A graphic in the New York Times (4/22/2014) shows that in states that have banned affirmative action, the gap between the percentage of black and Hispanic residents of college age and the those admitted to the main state universities has swelled. The gap is most dramatic in California for Hispanic youth. Worse still, the percentage of black freshmen at UC Berkeley is 2%, and at UCLA it’s 3%.

Read that not as “statistics”, but as dreams deferred, young lives discounted. Anyone who has ever been involved in college admissions knows outstanding doctors and others in worthwhile careers who would never have had a chance without affirmative action: conscious efforts to counter the crushing inequality of opportunity imposed by racism. Nor would we have Supreme Court Justice Sotomayer. (That goes for Justice Thomas as well, although he needed a full court press by a GOP establishment that exploits racism as a cornerstone of its political strategy.)

The Roberts Court has set me to imagining what might have been if its present majority had been around to decide cases from 1954 to 1969. I can’t help thinking how my life, among countless others, might have turned out very differently. These were years in which major decisions advanced civil rights in education and voting, and in striking down Jim Crow laws. These were years in which many outrages rampant under “McCarthyism” were declared unconstitutional or checked by the Supreme Court. Of course the vital force that propelled positive actions by the federal courts (and the Executive branch) was grass roots struggle, with much courage and sacrifice.

In the rebound from McCarthyism starting in 1954, the federal courts gutted the Smith Act, two McCarran Acts, and the “loyalty oaths” that were imposed on academia and the teaching profession. Overruled were government demands for membership lists of organizations deemed “subversive” as well as the denial of passports to critics of US policies.  By the time the unconstitutional witch hunts were overturned, step by step over more than a decade, dozens had served long prison terms, some were crippled and even killed in prison, thousands were barred or forced out of jobs, and inquisitions run by racist dominated “Un-American” committees had invaded every corner of American life.

To make it personal, I was cited under the McCarran Internal Security Act in 1954 and denied an academic position at the State University of New York in 1964 because of the terms of the Feinberg “loyalty” law. If the McCarran Act had been upheld, I would have been ordered to turn over the membership lists of the Labor Youth League. When (not if) I refused, the penalty by law was 5 years in jail and $5,000 fine for each day of refusal to comply! Justice Scalia, who enjoys a joke, would have found that hilarious.

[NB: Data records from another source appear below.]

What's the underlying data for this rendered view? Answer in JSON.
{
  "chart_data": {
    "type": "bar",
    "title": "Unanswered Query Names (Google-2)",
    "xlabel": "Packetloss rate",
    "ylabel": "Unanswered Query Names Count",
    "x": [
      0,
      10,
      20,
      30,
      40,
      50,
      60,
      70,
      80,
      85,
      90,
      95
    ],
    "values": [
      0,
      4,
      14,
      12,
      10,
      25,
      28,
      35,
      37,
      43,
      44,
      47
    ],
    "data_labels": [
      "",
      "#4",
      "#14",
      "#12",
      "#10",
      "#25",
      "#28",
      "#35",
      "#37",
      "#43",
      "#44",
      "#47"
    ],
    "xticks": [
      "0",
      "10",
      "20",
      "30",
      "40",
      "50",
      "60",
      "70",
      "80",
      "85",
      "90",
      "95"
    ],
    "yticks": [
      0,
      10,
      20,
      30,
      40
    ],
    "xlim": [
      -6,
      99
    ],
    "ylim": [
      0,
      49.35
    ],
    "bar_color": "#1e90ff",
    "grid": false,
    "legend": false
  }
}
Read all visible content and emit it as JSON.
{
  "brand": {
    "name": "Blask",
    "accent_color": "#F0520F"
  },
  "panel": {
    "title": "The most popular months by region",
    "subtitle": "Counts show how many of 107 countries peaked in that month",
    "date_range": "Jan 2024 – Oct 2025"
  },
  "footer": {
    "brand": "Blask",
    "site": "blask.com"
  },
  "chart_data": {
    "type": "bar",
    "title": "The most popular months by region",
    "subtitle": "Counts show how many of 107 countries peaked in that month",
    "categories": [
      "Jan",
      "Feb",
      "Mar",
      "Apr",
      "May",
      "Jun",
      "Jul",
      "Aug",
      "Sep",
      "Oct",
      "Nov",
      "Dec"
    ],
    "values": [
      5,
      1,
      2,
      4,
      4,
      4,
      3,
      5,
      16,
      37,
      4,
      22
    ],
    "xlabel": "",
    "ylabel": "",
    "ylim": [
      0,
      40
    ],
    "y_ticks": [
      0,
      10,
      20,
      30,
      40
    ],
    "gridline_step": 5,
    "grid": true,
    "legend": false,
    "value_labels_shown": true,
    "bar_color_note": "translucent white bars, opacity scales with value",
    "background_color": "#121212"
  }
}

Courts change lives. The Roberts Court has slammed its door on on the aspirations of America’s young people of color for equality of opportunity.

Sadly, the Supreme Court is currently the most functional branch of the federal government.  This is not the first time in our history that it has endorsed racial oppression. But the Roberts Court can be reigned in if the forces of political climate change are progressive and determined — that may be suggested by the inability of the Roberts majority to stem the tide of Gay Rights. Sooner rather than later, a prime democratic objective has to be to override the Roberts majority’s contempt for democracy and the people who constitute Romney’s 47% (or should that be 99%?).

It’s far from easy, but the Court has to be changed for the better in the next several years, or it will continue changing lives for the worse.

1 comment:

  1. In 1955 I was a student at the California School of Fine Arts (now the SF Art Institute) and the loyalty oath was administered to our teachers, most of whom refused to sign and walked out. We had been blessed with a North Beach poet for an English teacher and wonderfully educated and qualified professors who had inspired us to see, learn, and live art. They were replaced by such jokes as a new director with a short haircut, a short fuse, and a skinny tie.